I'm trying to work out equation 2.45 in these notes:

http://www.damtp.cam.ac.uk/user/tong/qft/two.pdf

Anyway $$\phi(\vec{x})$$ and $$\pi(\vec{x})$$ are given in equations 2.18 and 2.19

When I multiply out $\pi(\vec{x}) \vec{\div} \phi(\vec{x})$ I get four terms.
After normal ordering I can combine two of them to get the $$a_{\vec{p}}^\dagger a_{\vec{p}}$$ term I am meant to but I also have a $$a_{\vec{-p}} a_{\vec{p}}$$ and a $$a_{\vec{-p}}^\dagger a_{\vec{p}}^\dagger$$ term that I cannot get rid of.

Does anyone know how to get rid of the two extra terms?

Cheers

 

[Chopin]

When we use an operator like this, we do so by taking its expectation value against some state.

$$\langle \psi | P | \psi \rangle$$

But in this formalism, states are constructed out of momentum eigenstates.

$$|\psi\rangle = a^\dagger_p|0\rangle$$

That means that terms like $a^\dagger_p a^\dagger_{-p}$ in the momentum operator will lead to things like

$$\langle 0 | a_p a^\dagger_p a^\dagger_{-p} a^\dagger_p|0\rangle$$

Terms like this will always vanish, because there aren't enough $a_p$'s to annihilate all of the $a^\dagger_p$'s (and there aren't any at all to annihilate the $a^\dagger_{-p}$'s), so some of them will hit the vacuum on the left and vanish. A similar argument holds for terms like $a_p a_p$.

I'm not sure whether that's a good answer, because you could say the same thing about the Hamiltonian too, and there those terms explicitly cancel without needing this argument, but I know that when you use it as an expectation value like this, those terms won't contribute.

 

[latentcorpse]

When we use an operator like this, we do so by taking its expectation value against some state.

$$\langle \psi | P | \psi \rangle$$

But in this formalism, states are constructed out of momentum eigenstates.

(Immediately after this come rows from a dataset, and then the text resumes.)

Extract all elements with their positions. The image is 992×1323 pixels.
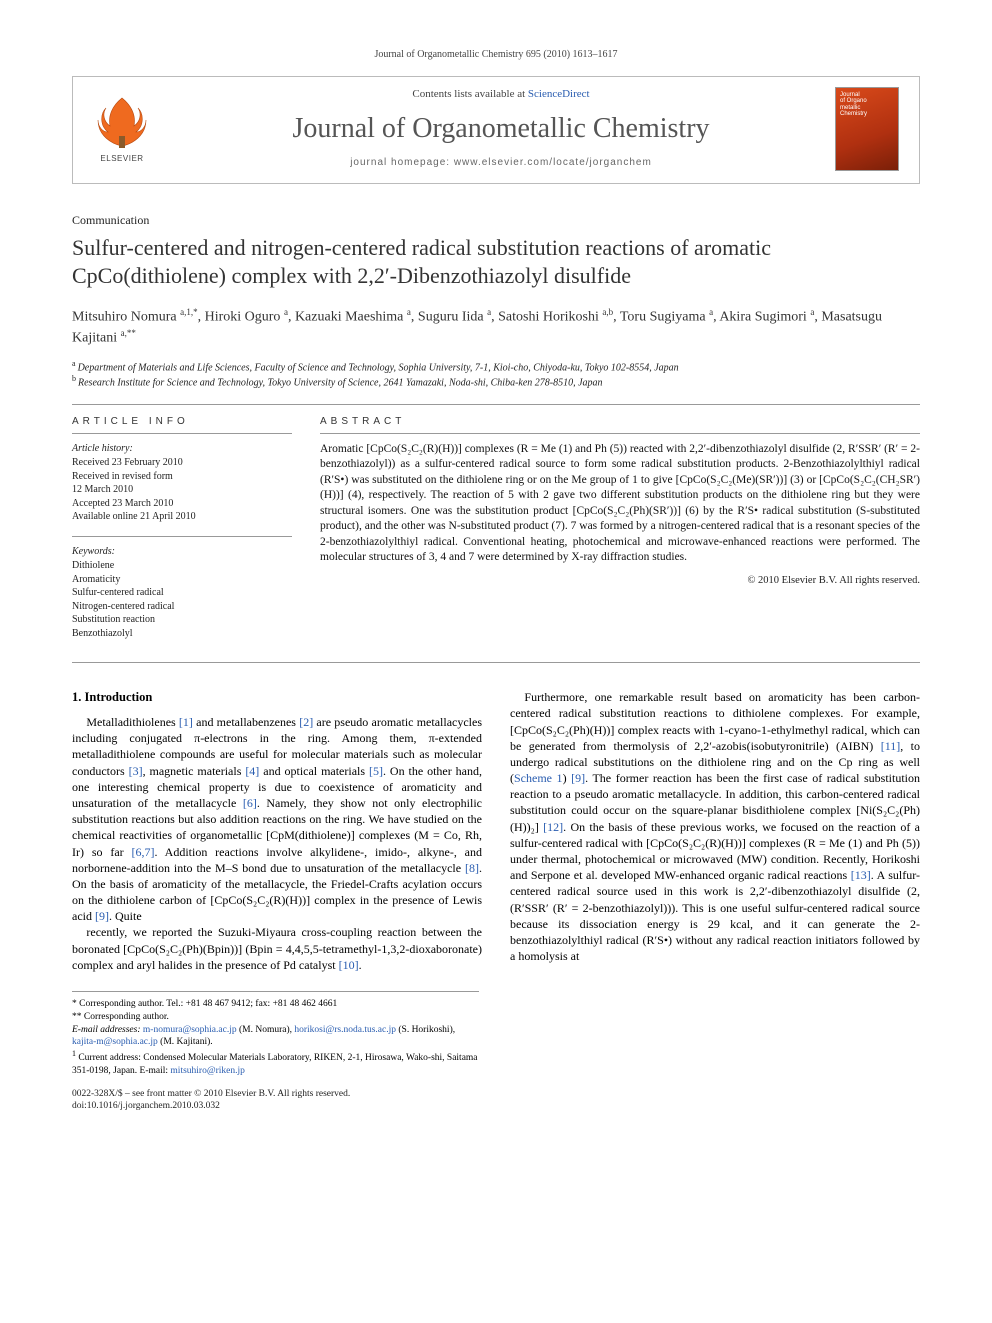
journal-cover-thumb: Journal of Organo metallic Chemistry [835, 87, 899, 171]
author-list: Mitsuhiro Nomura a,1,*, Hiroki Oguro a, … [72, 306, 920, 349]
affiliation-b: bResearch Institute for Science and Tech… [72, 374, 920, 390]
footnote-corresponding-1: * Corresponding author. Tel.: +81 48 467… [72, 998, 479, 1011]
history-line-3: Accepted 23 March 2010 [72, 497, 292, 511]
footnote-dstar-text: Corresponding author. [84, 1012, 169, 1022]
citation-link[interactable]: [2] [299, 715, 313, 729]
elsevier-tree-icon [90, 92, 154, 152]
email-link-2[interactable]: kajita-m@sophia.ac.jp [72, 1037, 158, 1047]
article-history-label: Article history: [72, 442, 292, 456]
contents-available-line: Contents lists available at ScienceDirec… [181, 87, 821, 102]
citation-link[interactable]: [5] [369, 764, 383, 778]
affiliation-a: aDepartment of Materials and Life Scienc… [72, 359, 920, 375]
cover-line-1: of Organo [840, 98, 894, 105]
contents-prefix: Contents lists available at [412, 88, 527, 100]
email-link-0[interactable]: m-nomura@sophia.ac.jp [143, 1025, 237, 1035]
citation-link[interactable]: [10] [339, 958, 359, 972]
keyword-3: Nitrogen-centered radical [72, 600, 292, 614]
elsevier-logo: ELSEVIER [87, 90, 157, 168]
citation-link[interactable]: [9] [571, 771, 585, 785]
abstract-copyright: © 2010 Elsevier B.V. All rights reserved… [320, 574, 920, 588]
email-who-2: (M. Kajitani) [160, 1037, 210, 1047]
journal-name: Journal of Organometallic Chemistry [181, 110, 821, 148]
body-para-2: recently, we reported the Suzuki-Miyaura… [72, 924, 482, 973]
scheme-link[interactable]: Scheme 1 [514, 771, 563, 785]
email-label: E-mail addresses: [72, 1025, 141, 1035]
cover-line-3: Chemistry [840, 111, 894, 118]
publisher-name: ELSEVIER [100, 154, 143, 165]
doi-block: 0022-328X/$ – see front matter © 2010 El… [72, 1088, 479, 1113]
footnotes: * Corresponding author. Tel.: +81 48 467… [72, 991, 479, 1113]
section-1-heading: 1. Introduction [72, 689, 482, 706]
article-info-heading: ARTICLE INFO [72, 415, 292, 434]
running-header: Journal of Organometallic Chemistry 695 … [72, 48, 920, 62]
email-link-1[interactable]: horikosi@rs.noda.tus.ac.jp [294, 1025, 396, 1035]
keyword-2: Sulfur-centered radical [72, 586, 292, 600]
email-who-1: (S. Horikoshi) [398, 1025, 452, 1035]
history-line-2: 12 March 2010 [72, 483, 292, 497]
keywords-label: Keywords: [72, 545, 292, 559]
homepage-url: www.elsevier.com/locate/jorganchem [454, 157, 652, 168]
article-history-block: Article history: Received 23 February 20… [72, 442, 292, 524]
article-info-divider [72, 536, 292, 537]
citation-link[interactable]: [1] [179, 715, 193, 729]
masthead-center: Contents lists available at ScienceDirec… [181, 87, 821, 169]
keyword-0: Dithiolene [72, 559, 292, 573]
citation-link[interactable]: [6] [243, 796, 257, 810]
homepage-prefix: journal homepage: [350, 157, 454, 168]
keyword-1: Aromaticity [72, 573, 292, 587]
affiliation-a-text: Department of Materials and Life Science… [78, 362, 679, 373]
history-line-0: Received 23 February 2010 [72, 456, 292, 470]
footnote-emails: E-mail addresses: m-nomura@sophia.ac.jp … [72, 1024, 479, 1050]
footnote-current-address: 1 Current address: Condensed Molecular M… [72, 1049, 479, 1078]
citation-link[interactable]: [8] [465, 861, 479, 875]
citation-link[interactable]: [12] [543, 820, 563, 834]
body-two-column: 1. Introduction Metalladithiolenes [1] a… [72, 689, 920, 973]
keyword-4: Substitution reaction [72, 613, 292, 627]
citation-link[interactable]: [6,7] [132, 845, 155, 859]
history-line-4: Available online 21 April 2010 [72, 510, 292, 524]
article-info-column: ARTICLE INFO Article history: Received 2… [72, 415, 292, 652]
affiliations: aDepartment of Materials and Life Scienc… [72, 359, 920, 391]
info-abstract-row: ARTICLE INFO Article history: Received 2… [72, 415, 920, 652]
body-para-1: Metalladithiolenes [1] and metallabenzen… [72, 714, 482, 924]
history-line-1: Received in revised form [72, 470, 292, 484]
abstract-heading: ABSTRACT [320, 415, 920, 434]
citation-link[interactable]: [11] [881, 739, 901, 753]
journal-homepage-line: journal homepage: www.elsevier.com/locat… [181, 156, 821, 170]
footnote-star-text: Corresponding author. Tel.: +81 48 467 9… [79, 999, 337, 1009]
divider-top [72, 404, 920, 405]
citation-link[interactable]: [13] [851, 868, 871, 882]
email-who-0: (M. Nomura) [239, 1025, 290, 1035]
doi-line: doi:10.1016/j.jorganchem.2010.03.032 [72, 1100, 479, 1112]
masthead: ELSEVIER Contents lists available at Sci… [72, 76, 920, 184]
footnote-note1-text: Current address: Condensed Molecular Mat… [72, 1053, 478, 1076]
affiliation-b-text: Research Institute for Science and Techn… [78, 378, 603, 389]
citation-link[interactable]: [4] [245, 764, 259, 778]
body-para-3: Furthermore, one remarkable result based… [510, 689, 920, 964]
article-title: Sulfur-centered and nitrogen-centered ra… [72, 234, 920, 290]
cover-line-0: Journal [840, 92, 894, 99]
divider-bottom [72, 662, 920, 663]
email-link-3[interactable]: mitsuhiro@riken.jp [170, 1066, 244, 1076]
sciencedirect-link[interactable]: ScienceDirect [528, 88, 590, 100]
communication-label: Communication [72, 212, 920, 228]
footnote-corresponding-2: ** Corresponding author. [72, 1011, 479, 1024]
keyword-5: Benzothiazolyl [72, 627, 292, 641]
abstract-column: ABSTRACT Aromatic [CpCo(S₂C₂(R)(H))] com… [320, 415, 920, 652]
citation-link[interactable]: [3] [129, 764, 143, 778]
cover-line-2: metallic [840, 105, 894, 112]
citation-link[interactable]: [9] [95, 909, 109, 923]
front-matter-line: 0022-328X/$ – see front matter © 2010 El… [72, 1088, 479, 1100]
keywords-block: Keywords: Dithiolene Aromaticity Sulfur-… [72, 545, 292, 641]
abstract-text: Aromatic [CpCo(S₂C₂(R)(H))] complexes (R… [320, 442, 920, 566]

$$|\psi\rangle = a^\dagger_p|0\rangle$$

That means that terms like $a^\dagger_p a^\dagger_{-p}$ in the momentum operator will lead to things like

$$\langle 0 | a_p a^\dagger_p a^\dagger_{-p} a^\dagger_p|0\rangle$$

Terms like this will always vanish, because there aren't enough $a_p$'s to annihilate all of the $a^\dagger_p$'s (and there aren't any at all to annihilate the $a^\dagger_{-p}$'s), so some of them will hit the vacuum on the left and vanish. A similar argument holds for terms like $a_p a_p$.

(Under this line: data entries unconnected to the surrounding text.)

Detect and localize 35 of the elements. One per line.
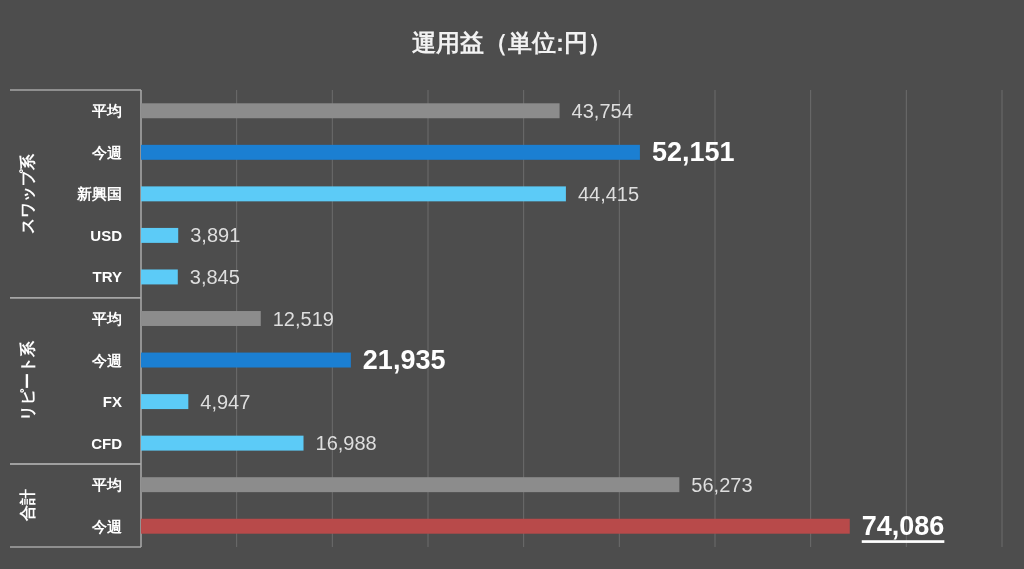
text: スワップ系 bbox=[19, 152, 37, 234]
y-tick-label: 新興国 bbox=[76, 185, 122, 203]
data-label: 43,754 bbox=[571, 99, 633, 122]
data-label: 16,988 bbox=[315, 432, 377, 455]
data-label: 56,273 bbox=[691, 473, 753, 496]
y-tick-label: TRY bbox=[92, 268, 122, 286]
data-label: 74,086 bbox=[861, 511, 945, 542]
text: 合計 bbox=[19, 489, 37, 523]
y-tick-label: 平均 bbox=[91, 476, 122, 494]
y-tick-label: 今週 bbox=[91, 517, 123, 535]
bar bbox=[141, 518, 850, 534]
y-tick-label: 平均 bbox=[91, 310, 122, 327]
data-label: 3,845 bbox=[189, 265, 240, 288]
bar bbox=[141, 477, 680, 493]
bar bbox=[141, 352, 351, 368]
y-tick-label: CFD bbox=[91, 434, 123, 452]
chart-title: 運用益（単位:円） bbox=[412, 28, 612, 56]
y-tick-label: 今週 bbox=[91, 143, 123, 161]
y-tick-label: 今週 bbox=[91, 351, 123, 369]
y-tick-label: FX bbox=[102, 393, 122, 411]
y-tick-label: USD bbox=[90, 226, 123, 244]
bar bbox=[141, 394, 189, 410]
bar bbox=[141, 435, 304, 451]
data-label: 4,947 bbox=[200, 390, 251, 413]
y-tick-label: 平均 bbox=[91, 102, 122, 120]
bar bbox=[141, 186, 566, 202]
bar bbox=[141, 227, 179, 243]
data-label: 44,415 bbox=[577, 182, 640, 205]
data-label: 21,935 bbox=[362, 345, 446, 376]
data-label: 3,891 bbox=[190, 224, 241, 247]
data-label: 12,519 bbox=[272, 307, 334, 330]
text: リピート系 bbox=[19, 339, 37, 421]
bar bbox=[141, 269, 178, 285]
data-label: 52,151 bbox=[651, 137, 735, 168]
bar bbox=[141, 144, 640, 160]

I'm not sure whether that's a good answer, because you could say the same thing about the Hamiltonian too, and there those terms explicitly cancel without needing this argument, but I know that when you use it as an expectation value like this, those terms won't contribute.

so basically they've just looked ahead and said that those terms won't be relevant?

i agree that they won't be if you take an expectation value it just bugs me because what he's written as an equality doesn't appear to actually be an equality!

 

[Oxvillian]

I think Chopin's argument fails because the general state in Fock space is a superposition of 0-particle states, 1-particle states, 2-particle states, etc etc. It might very well survive after we hit it with 2 annihilation operators.

However if you do the x-integration carefully, I think you might find that the resulting integrand is odd in p, and so the whole thing does vanish anyway. If memory serves me correctly.

 

[Chopin]

Oxvillian, you're right: http://physics.stackexchange.com/questions/24716/derivation-of-total-momentum-operator-qft

That's a much more satisfying answer than the one I gave--sorry for the red herring!